Defining Ebonics

             What is Ebonics? Is it a language or not? Should it be used as a tool to teach Ebonic speaking students "standard" English or not? These issues recently came under fire when an Oakland, California school board unanimously voted that Ebonics, which is also referred to as black English, is a language with clearly evident African American roots. They concluded that any student who speaks Ebonics should be given the necessary help to master standard English (Harris 25). This controversy was sparked when the problem of low standard achievement of black youth in schools was being discussed. Because of this problem, the Oakland school board made the incorrect assessment that Ebonics is a language which it is not, while at the same time, trying to reach out to these students they actually hold them back, and they also fail to recognize that the responsibility of answering this problem lies squarely on the educator's shoulders. .

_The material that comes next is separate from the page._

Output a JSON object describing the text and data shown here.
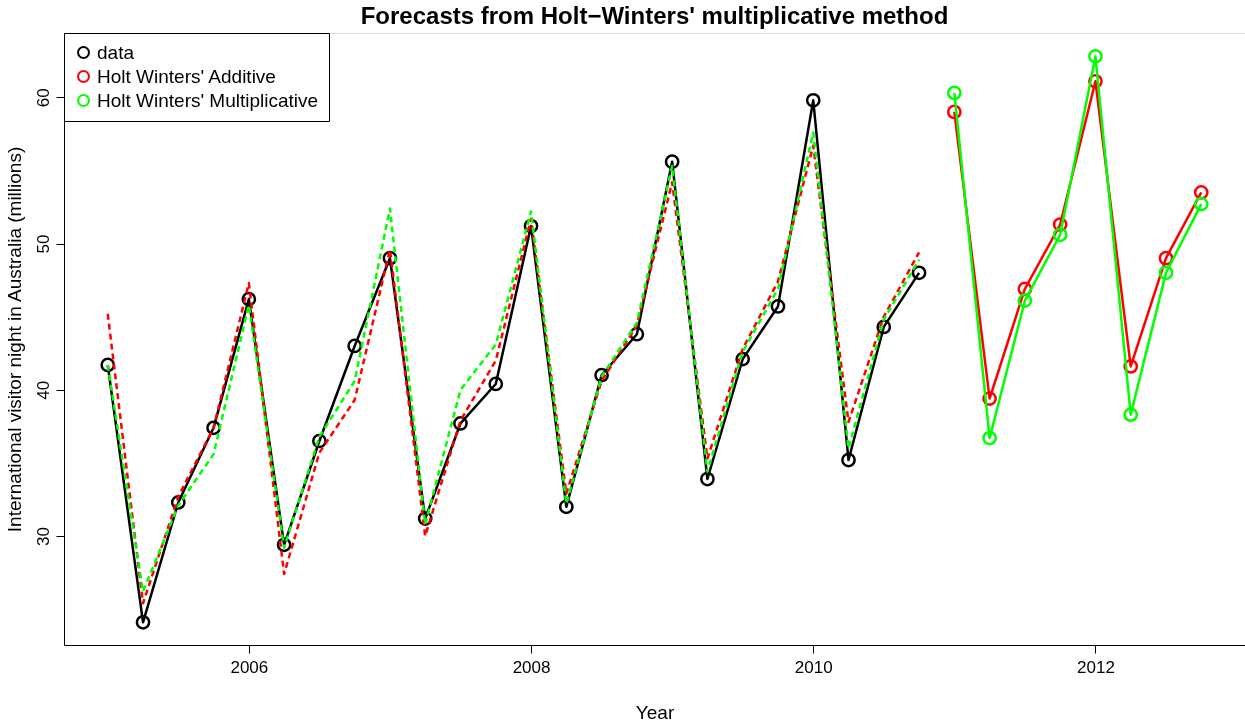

             First of all, the problem is basically to improve low achievement levels of African-American students. In Oakland, for instance, 53 percent of the students are black. These students only earned a combined grade point average of 1.8 on a 4.0 scale. While only 37 percent are honors students, and about 71 out of 100 special education students are African-American. Also, 80 percent of the students who are suspended are blacks (Haynes 5).

             This problem led the Oakland school board to unanimously vote that Ebonics is a language which it is not, it is a dialect. Random House defines Ebonics as "a variety of a language distinguished from other varieties by features of phonology, grammar and vocabulary, and by its use by a group of speakers set off from others geographically or socially" (Qtd. in Kilpatrick 22). In Random House's definition, Ebonics is not a separate language, but a slightly different form of another language which is English. Education Secretary Richard W. Riley representing the Clinton Administration said that the administration also agrees that Ebonics is not a separate language, but a nonstandard variety of English (Qtd in Harris 25).